School administrators and teachers are always being lampooned as old-fashioned deadweights. They belied the accusation by submitting applications for wiring 30,000 schools over a period of six months. Across the country, volunteers entered the schools on “Net Days” to install wiring and hook up computers.

Nor were the applications all from schools in rich, well-educated communities, which one might expect to have the most knowledge and resources for such a venture. Knowing the barriers faced by poorer communities, the Schools and Libraries Corporation set up to handle the fund reached out with teleconferences and special materials.

The response from poor communities was impressive. Bonnie Bracey, an educator who has worked on the universal service plan, mentions as an example a school in Kentucky where 90% of the students get subsidized lunches—and now they’re getting wired, if the funds are still there. So the fund did not by any means turn into a hidden boost to the already affluent, like the favorite initiative of the conservatives—school vouchers.

Criticism of the school/library fund, the FCC, and the 2.25 billion dollars allocated on a yearly basis grew only after the system was in place and functioning. A few Senators from rural states—Stevens of Alaska and Burns of Montana—started out the complaints with the worry that the fund might take universal service money that would otherwise subsidize rural residents, but they were isolated and given little attention.
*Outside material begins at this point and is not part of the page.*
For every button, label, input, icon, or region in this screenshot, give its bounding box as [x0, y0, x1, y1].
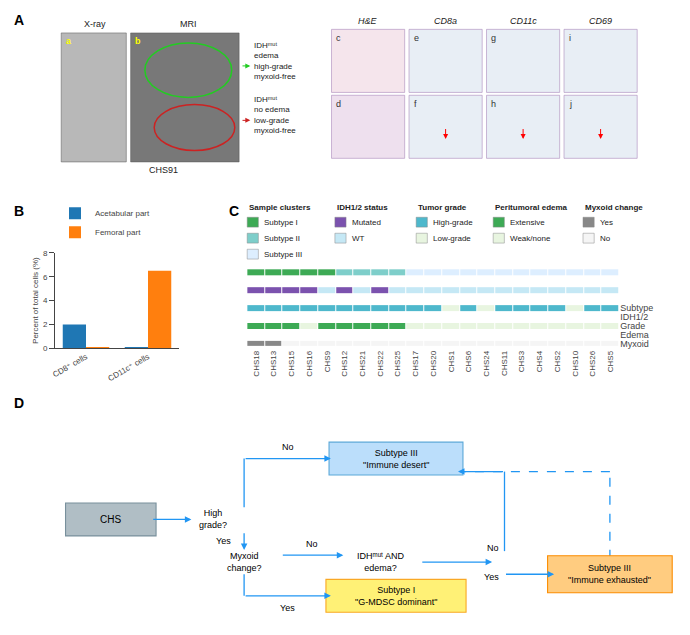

But a week ago a sudden shift—one of those inexplicable publicity coups that change life for all of us in a matter of days—took place. AT&T and MCI announced they would add a 5% charge to their phone bills to cover universal service. And suddenly a bevy of conservative Republicans sprang into attack against the school/library fund.

It didn’t matter that the school and library portion of the phone bill was only an estimated 1.5% percent of telephone company earnings. Or that the phone companies had been funding the other part of universal service (telephones in rural areas) for 60 years without a special charge on the bill. Or that the FCC had already reduced other charges to long-distance companies (the access charges they pay to local phone companies) by an amount greater than the 2.25 billion for schools and libraries.

There is no valid response to this event but cynicism. One must remember that this is an election year for Congress. Furthermore, Vice President Gore has avoided any contamination by the erotica surrounding the President and has managed to slip untarnished through the bizzare scandal surrounding the Buddhist temple contribution. It’s no surprise that Republican supporters have boisterously labeled the school/library fund “the Gore tax.” In doing so, they have tipped their hand.

There is no merit to the claim that the fund is a tax. Governments are always passing laws that cost businesses money (laws requiring safety procedures in the workplace, for instance) and the costs are certainly passed on to the customer—but they’re never called a tax. This fund is a transfer of wealth, but it’s one well-established in precedent because businesses have been subsidizing residential service and cities have been subsidizing the countryside for decades.

The conservatives have achieved their propaganda victory, however: they have divided citizens once again and turned our own children into the “other”—particularly children of the poor. Having cut their school lunches, watched their school buildings crumble, sundered them from their culture by cutting arts programs, and let their textbooks age over the decades, we are not about to give them access to advanced technology. But we can spend hundreds of millions of dollars a year on NATO, with no visible purpose but to bully the Serbs.

Yes, the buds still live—1.275 billion dollars for programs this year. And Senator Burns has pledged to support the fund through a more explicit tax on phone use. But those grass-roots crusaders who gave of their time and skills to bring the public together electronically may have to continue their lonely, heroic efforts for a few decades more.